毎朝出会う人たちと

松田 昇

 

 Tさんとは、ヘルパー4人が月曜日から木曜日まで、毎朝交代でウォーキングに出かけています。毎日、同じ時間に、ほぼ同じコースを歩きますから、いろんな人に見られています。

 中には声をかけてこられる方もいて、私などは「お父さんですか?」と尋ねられたことがあります。「いや、付き添いで、これが仕事なんです」というと「ああ、ボランティアですか」「いいえ、ちゃんとお金はいただいています」という具合で、ガイドヘルパーという仕事の認知度はかなり低いようです。

 夏は木陰となって涼しい雑木林の脇の歩道、約100mを掃除してくれている年配の男性がいます。自分の家の前でもないのに、そこを歩く人たちのために、天気のいい日にホウキとリヤカーを持ってきて、きれいにしてくれているのです。

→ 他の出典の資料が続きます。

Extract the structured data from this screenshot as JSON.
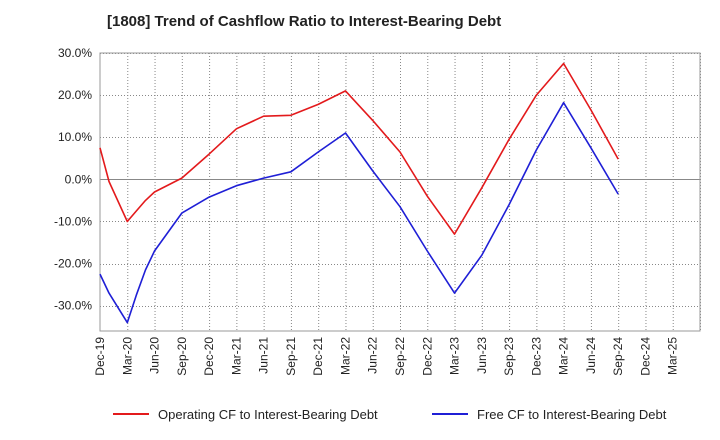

 出会うたびに「おはようございます」と挨拶していたのですが、ある日感謝の気持ちを込めて「いつもきれいにしてくれて、ありがとうございます」と伝えました。一緒に歩いていたTさんにも「挨拶しましょう」と促すと、話せないTさんはていねいに頭を下げて挨拶をしました。その日以後、その人に出会うと挨拶の後「今日は過ごしやすい日ですね」とか、簡単な言葉を交わすようになりました。

 

 他にも声をかけてくれる人が何人もいます。Tさんは声をかけられても黙って通り過ぎるだけで、促さないと挨拶しないところが残念なのですが、どの人も口をそろえて「元気やね」と言ってくれます。そして、いつもどれだけ歩いているとか、先ほどのような「お父さんですか」という会話になっていくのです。そうやって何度も挨拶や会話を交わした人は、Tさんにも「行ってらっしゃい」と言ってくれます。まずは、ヘルパー自身が人とつながっていくことが大事だと教えられます。